The Broader Significance
This message exemplifies a pattern that recurs throughout the cuzk optimization work: the assistant does not merely implement a fix and declare success. Instead, it designs experiments to validate the fix, creates the infrastructure to run those experiments, and carefully separates the effects of different variables. The three-way benchmark design is a textbook example of experimental control — the assistant could have simply compared "before" (sequential) to "after" (parallel + isolation), but that would conflate the benefit of parallelism with the benefit of thread partitioning. By adding the "parallel without isolation" condition, the assistant ensures that the thread isolation effect can be measured independently.

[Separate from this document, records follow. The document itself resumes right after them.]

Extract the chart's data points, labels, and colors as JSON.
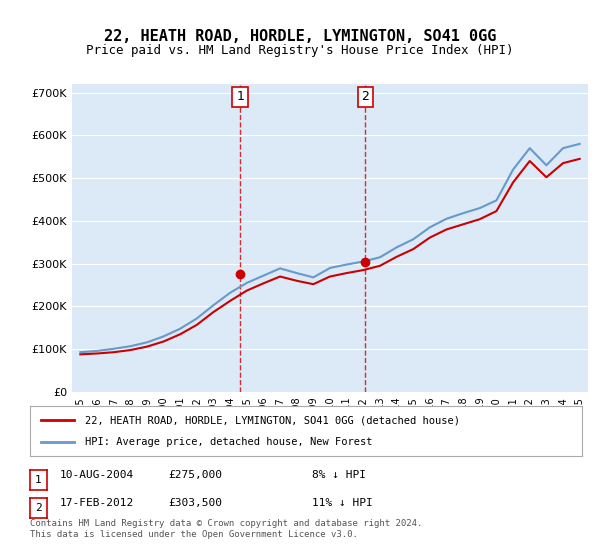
{
  "title": "22, HEATH ROAD, HORDLE, LYMINGTON, SO41 0GG",
  "subtitle": "Price paid vs. HM Land Registry's House Price Index (HPI)",
  "legend_line1": "22, HEATH ROAD, HORDLE, LYMINGTON, SO41 0GG (detached house)",
  "legend_line2": "HPI: Average price, detached house, New Forest",
  "table_row1": [
    "1",
    "10-AUG-2004",
    "£275,000",
    "8% ↓ HPI"
  ],
  "table_row2": [
    "2",
    "17-FEB-2012",
    "£303,500",
    "11% ↓ HPI"
  ],
  "footnote": "Contains HM Land Registry data © Crown copyright and database right 2024.\nThis data is licensed under the Open Government Licence v3.0.",
  "sale1_year": 2004.6,
  "sale2_year": 2012.12,
  "sale1_price": 275000,
  "sale2_price": 303500,
  "ylim": [
    0,
    720000
  ],
  "background_color": "#ffffff",
  "plot_bg_color": "#dce9f7",
  "grid_color": "#ffffff",
  "red_line_color": "#cc0000",
  "blue_line_color": "#6699cc",
  "vline_color": "#cc0000",
  "hpi_years": [
    1995,
    1996,
    1997,
    1998,
    1999,
    2000,
    2001,
    2002,
    2003,
    2004,
    2005,
    2006,
    2007,
    2008,
    2009,
    2010,
    2011,
    2012,
    2013,
    2014,
    2015,
    2016,
    2017,
    2018,
    2019,
    2020,
    2021,
    2022,
    2023,
    2024,
    2025
  ],
  "hpi_values": [
    93000,
    96000,
    101000,
    107000,
    116000,
    130000,
    148000,
    172000,
    203000,
    232000,
    255000,
    272000,
    289000,
    278000,
    268000,
    290000,
    298000,
    305000,
    315000,
    338000,
    357000,
    385000,
    405000,
    418000,
    430000,
    448000,
    520000,
    570000,
    530000,
    570000,
    580000
  ],
  "price_years": [
    1995,
    1996,
    1997,
    1998,
    1999,
    2000,
    2001,
    2002,
    2003,
    2004,
    2005,
    2006,
    2007,
    2008,
    2009,
    2010,
    2011,
    2012,
    2013,
    2014,
    2015,
    2016,
    2017,
    2018,
    2019,
    2020,
    2021,
    2022,
    2023,
    2024,
    2025
  ],
  "price_values": [
    88000,
    90000,
    93000,
    98000,
    106000,
    118000,
    135000,
    157000,
    187000,
    213000,
    237000,
    254000,
    270000,
    260000,
    252000,
    270000,
    278000,
    285000,
    295000,
    316000,
    334000,
    361000,
    380000,
    392000,
    404000,
    423000,
    490000,
    540000,
    502000,
    535000,
    545000
  ]
}
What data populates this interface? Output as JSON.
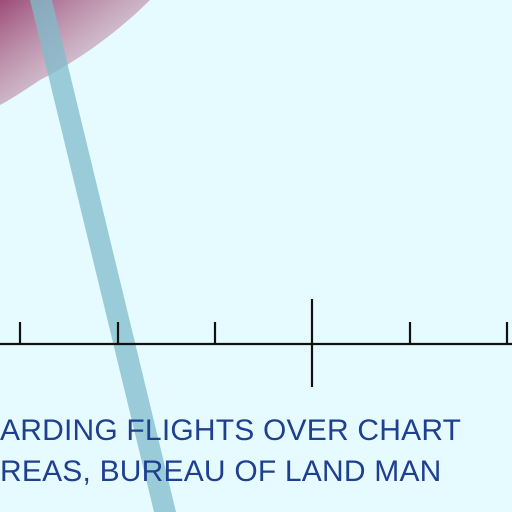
{
  "colors": {
    "background": "#e6fbff",
    "restricted_area_fill": "#8f2d60",
    "airway_band": "#7fbccb",
    "scale_line": "#111111",
    "note_text": "#1f3f8f"
  },
  "chart_note": {
    "line1": "ARDING FLIGHTS OVER CHART",
    "line2": "REAS, BUREAU OF LAND MAN"
  }
}
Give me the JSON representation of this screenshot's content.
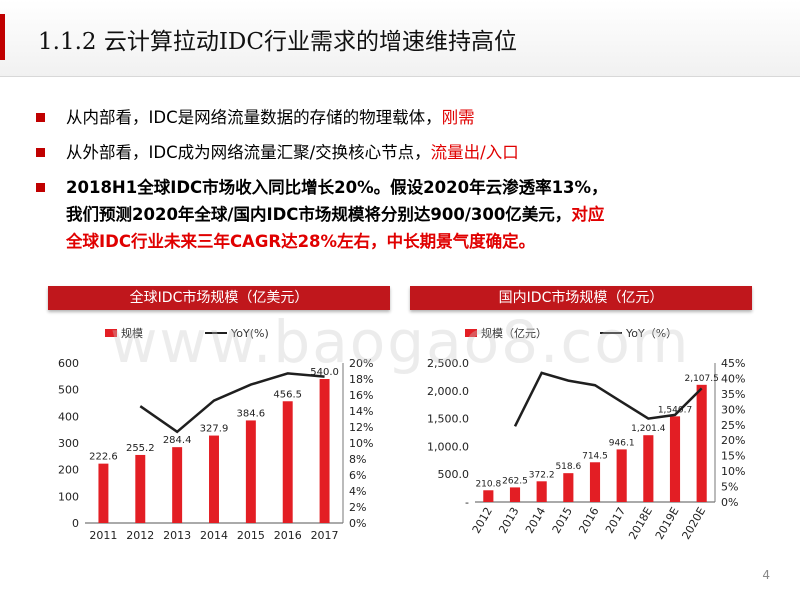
{
  "title": "1.1.2 云计算拉动IDC行业需求的增速维持高位",
  "bullets": [
    {
      "normal": "从内部看，IDC是网络流量数据的存储的物理载体，",
      "highlight": "刚需"
    },
    {
      "normal": "从外部看，IDC成为网络流量汇聚/交换核心节点，",
      "highlight": "流量出/入口"
    },
    {
      "line1": "2018H1全球IDC市场收入同比增长20%。假设2020年云渗透率13%，",
      "line2a": "我们预测2020年全球/国内IDC市场规模将分别达900/300亿美元，",
      "line2b": "对应",
      "line3": "全球IDC行业未来三年CAGR达28%左右，中长期景气度确定。"
    }
  ],
  "banner_left": "全球IDC市场规模（亿美元）",
  "banner_right": "国内IDC市场规模（亿元）",
  "watermark": "www.baogao8.com",
  "page_number": "4",
  "colors": {
    "bar": "#e31e24",
    "line": "#1f1f1f",
    "accent": "#c00000"
  },
  "chart_data": [
    {
      "type": "bar",
      "legend": [
        "规模",
        "YoY(%)"
      ],
      "categories": [
        "2011",
        "2012",
        "2013",
        "2014",
        "2015",
        "2016",
        "2017"
      ],
      "series": [
        {
          "name": "规模",
          "values": [
            222.6,
            255.2,
            284.4,
            327.9,
            384.6,
            456.5,
            540.0
          ],
          "labels": [
            "222.6",
            "255.2",
            "284.4",
            "327.9",
            "384.6",
            "456.5",
            "540.0"
          ]
        },
        {
          "name": "YoY(%)",
          "type": "line",
          "values": [
            null,
            14.6,
            11.4,
            15.3,
            17.3,
            18.7,
            18.3
          ]
        }
      ],
      "y_left_ticks": [
        "0",
        "100",
        "200",
        "300",
        "400",
        "500",
        "600"
      ],
      "y_left_range": [
        0,
        600
      ],
      "y_right_ticks": [
        "0%",
        "2%",
        "4%",
        "6%",
        "8%",
        "10%",
        "12%",
        "14%",
        "16%",
        "18%",
        "20%"
      ],
      "y_right_range": [
        0,
        20
      ]
    },
    {
      "type": "bar",
      "legend": [
        "规模（亿元）",
        "YoY（%）"
      ],
      "categories": [
        "2012",
        "2013",
        "2014",
        "2015",
        "2016",
        "2017",
        "2018E",
        "2019E",
        "2020E"
      ],
      "series": [
        {
          "name": "规模（亿元）",
          "values": [
            210.8,
            262.5,
            372.2,
            518.6,
            714.5,
            946.1,
            1201.4,
            1540.7,
            2107.5
          ],
          "labels": [
            "210.8",
            "262.5",
            "372.2",
            "518.6",
            "714.5",
            "946.1",
            "1,201.4",
            "1,540.7",
            "2,107.5"
          ]
        },
        {
          "name": "YoY（%）",
          "type": "line",
          "values": [
            null,
            24.5,
            41.8,
            39.3,
            37.8,
            32.4,
            27.0,
            28.2,
            36.8
          ]
        }
      ],
      "y_left_ticks": [
        "-",
        "500.0",
        "1,000.0",
        "1,500.0",
        "2,000.0",
        "2,500.0"
      ],
      "y_left_range": [
        0,
        2500
      ],
      "y_right_ticks": [
        "0%",
        "5%",
        "10%",
        "15%",
        "20%",
        "25%",
        "30%",
        "35%",
        "40%",
        "45%"
      ],
      "y_right_range": [
        0,
        45
      ]
    }
  ]
}
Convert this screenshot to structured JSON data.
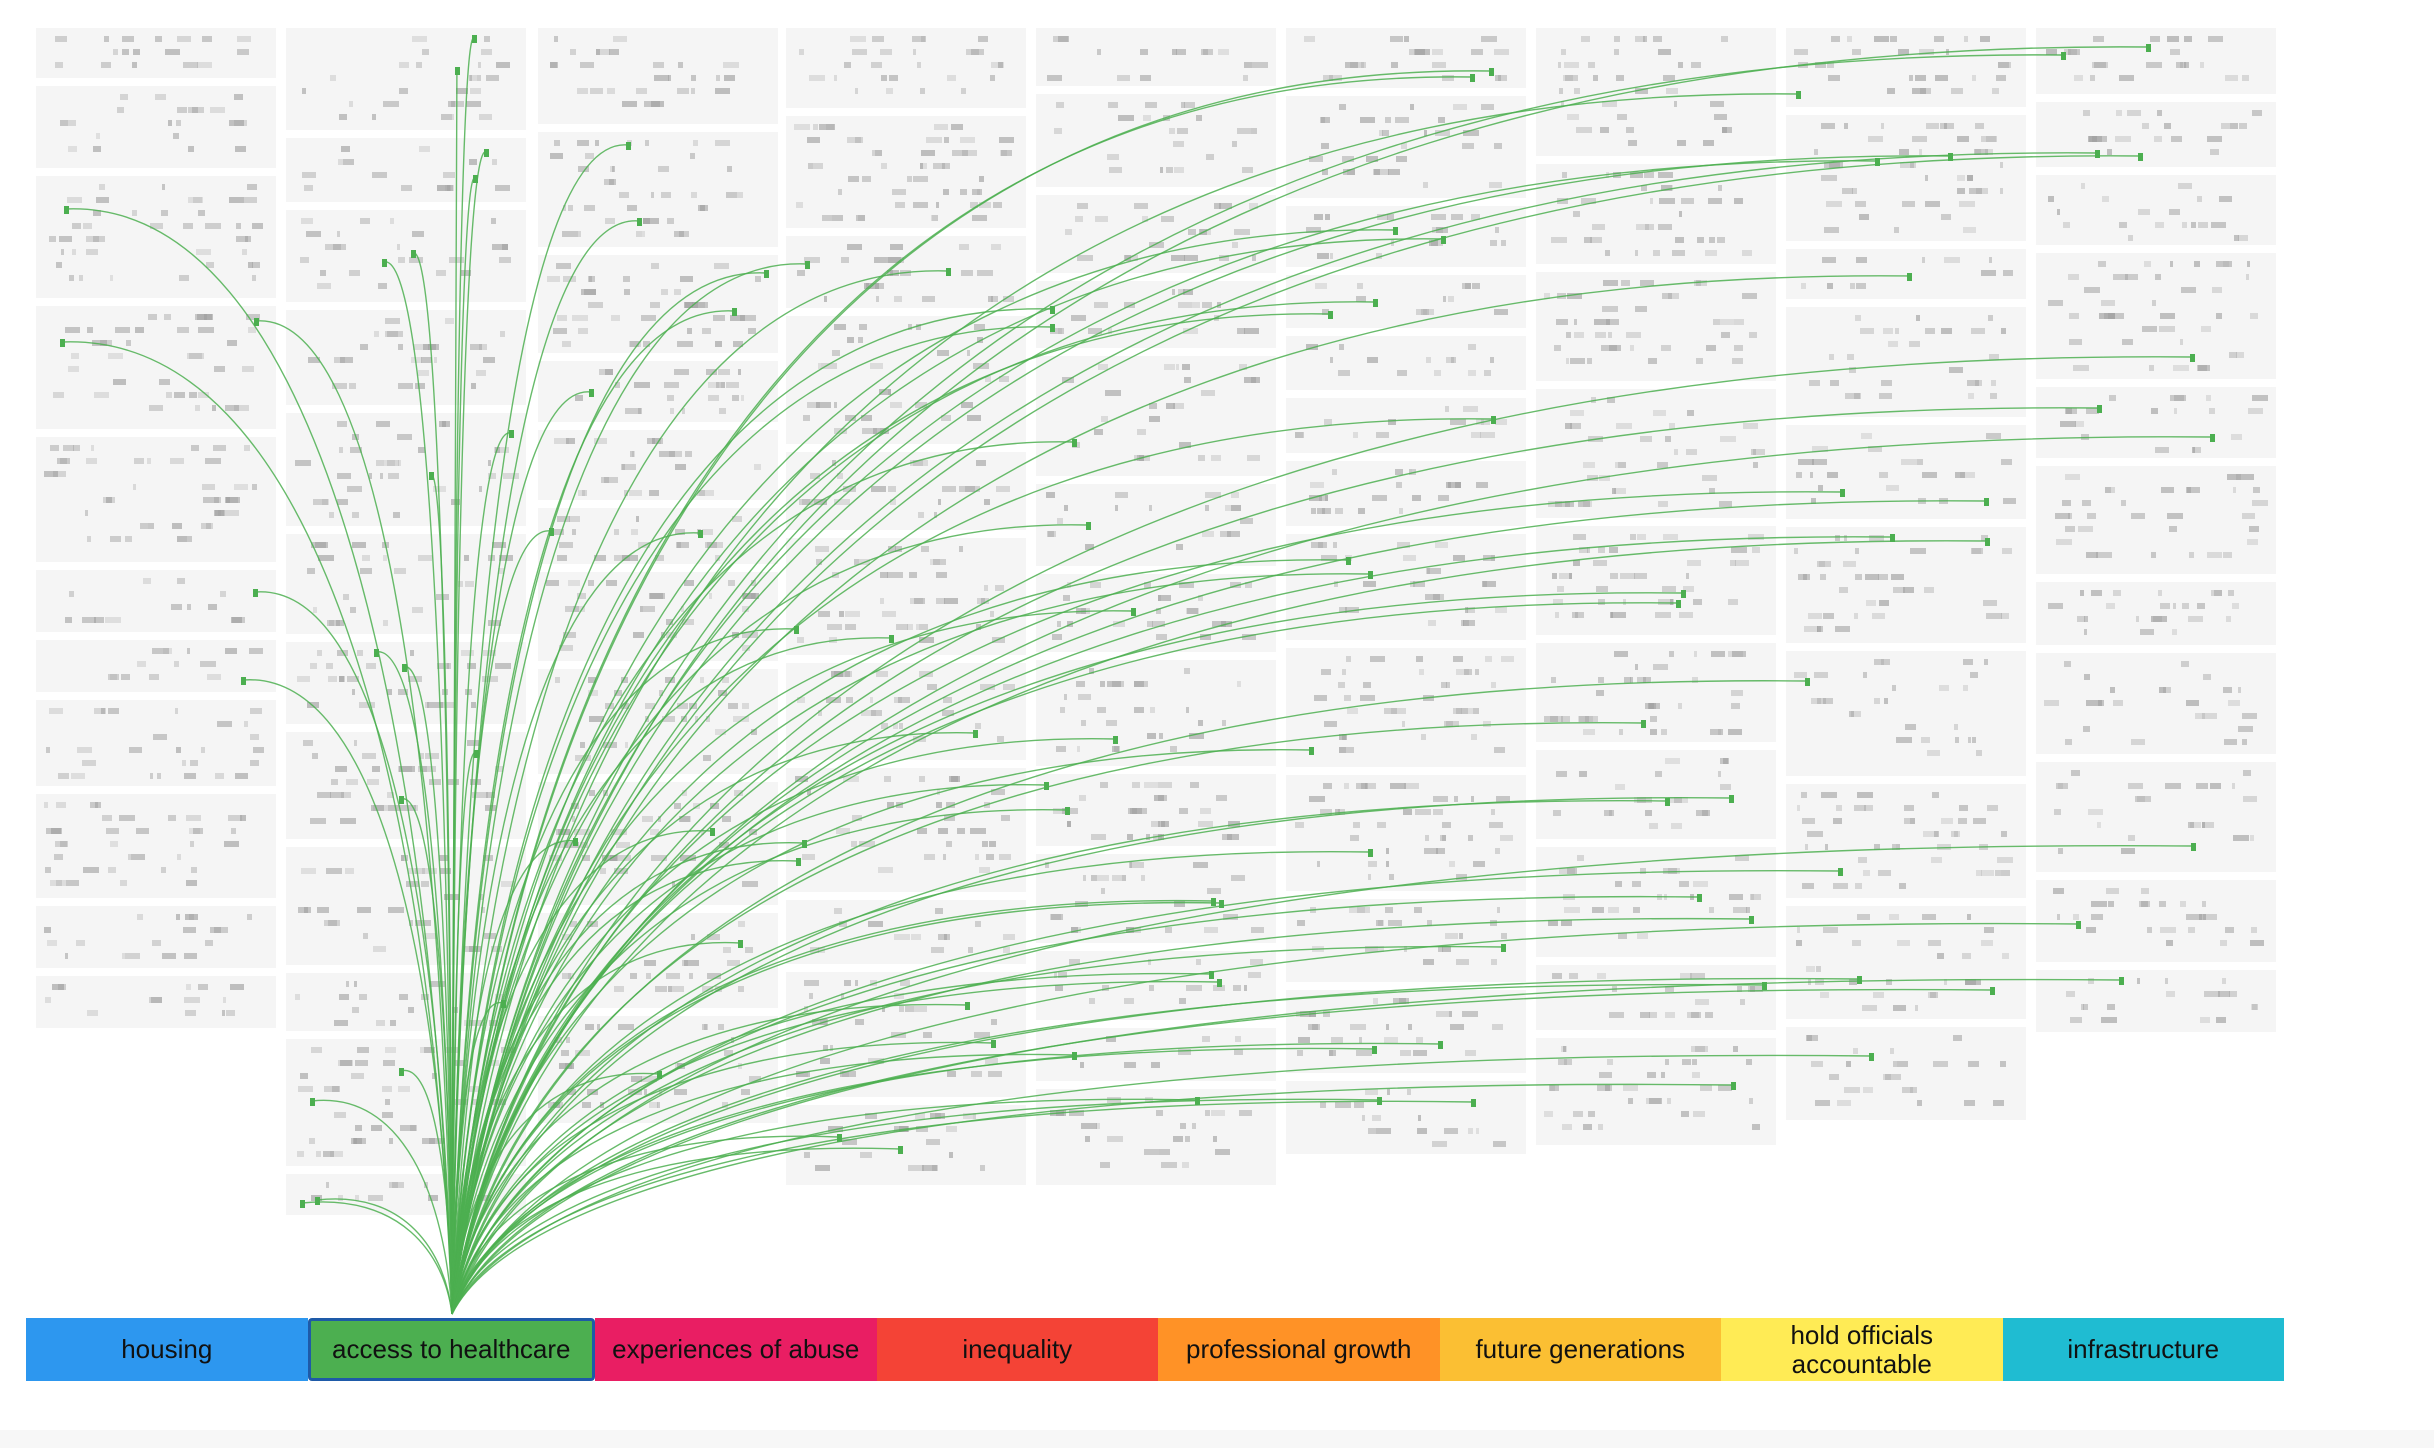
{
  "colors": {
    "link": "#4caf50",
    "card_bg": "#f5f5f5",
    "snippet": "#9e9e9e",
    "highlight": "#4caf50",
    "selected_border": "#1e5aa8"
  },
  "selected_topic": 1,
  "topics": [
    {
      "label": "housing",
      "color": "#2d97ef"
    },
    {
      "label": "access to healthcare",
      "color": "#4caf50"
    },
    {
      "label": "experiences of abuse",
      "color": "#e91e63"
    },
    {
      "label": "inequality",
      "color": "#f44336"
    },
    {
      "label": "professional growth",
      "color": "#ff9226"
    },
    {
      "label": "future generations",
      "color": "#fbbf33"
    },
    {
      "label": "hold officials\naccountable",
      "color": "#ffeb55"
    },
    {
      "label": "infrastructure",
      "color": "#1fbcd2"
    }
  ]
}
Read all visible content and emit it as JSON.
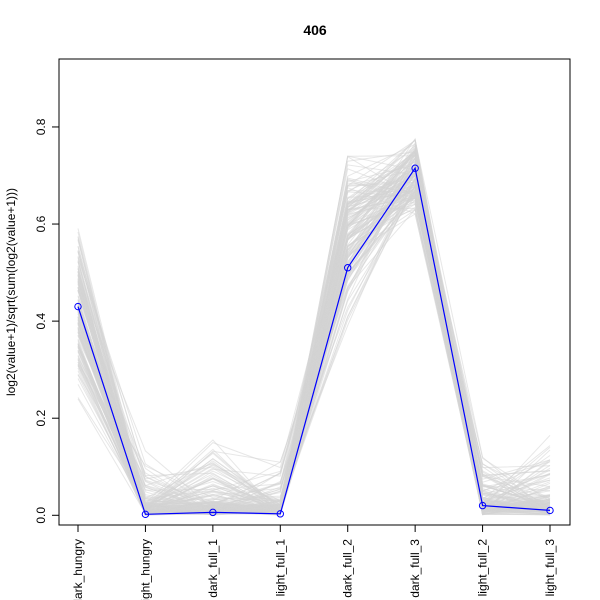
{
  "chart_data": {
    "type": "line",
    "title": "406",
    "xlabel": "",
    "ylabel": "log2(value+1)/sqrt(sum(log2(value+1)))",
    "categories": [
      "dark_hungry",
      "light_hungry",
      "dark_full_1",
      "light_full_1",
      "dark_full_2",
      "dark_full_3",
      "light_full_2",
      "light_full_3"
    ],
    "ylim": [
      -0.02,
      0.94
    ],
    "yticks": [
      0.0,
      0.2,
      0.4,
      0.6,
      0.8
    ],
    "ytick_labels": [
      "0.0",
      "0.2",
      "0.4",
      "0.6",
      "0.8"
    ],
    "grid": false,
    "legend": "none",
    "highlight_series": {
      "values": [
        0.43,
        0.002,
        0.006,
        0.003,
        0.51,
        0.715,
        0.02,
        0.01
      ],
      "color": "#0000ff"
    },
    "background_series_color": "#d3d3d3",
    "background_series_count": 406
  }
}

This rigorous approach is particularly important given the complexity of the system. The proving pipeline involves Rust async task scheduling, rayon work stealing, C++ thread pools, CUDA kernel launches, and GPU memory transfers — any of which could introduce performance variability. Without careful experimental design, the assistant could easily attribute throughput changes to the wrong cause.
Conclusion
Message 1921 — the writing of a single TOML configuration file — is a small action with outsized significance. It completes the experimental apparatus needed to validate a substantial engineering intervention: CPU thread isolation between two competing thread pools in a GPU proving pipeline. The message encodes assumptions about the nature of the contention problem, the effectiveness of the fix, and the reproducibility of the benchmarks. It creates knowledge in the form of a reproducible experimental condition, and it demonstrates a methodological rigor that distinguishes this optimization effort from ad-hoc performance tuning. Whether the benchmark ultimately validates or refutes the thread isolation fix, the experimental design ensures that the answer will be interpretable — and that is the true value of this message.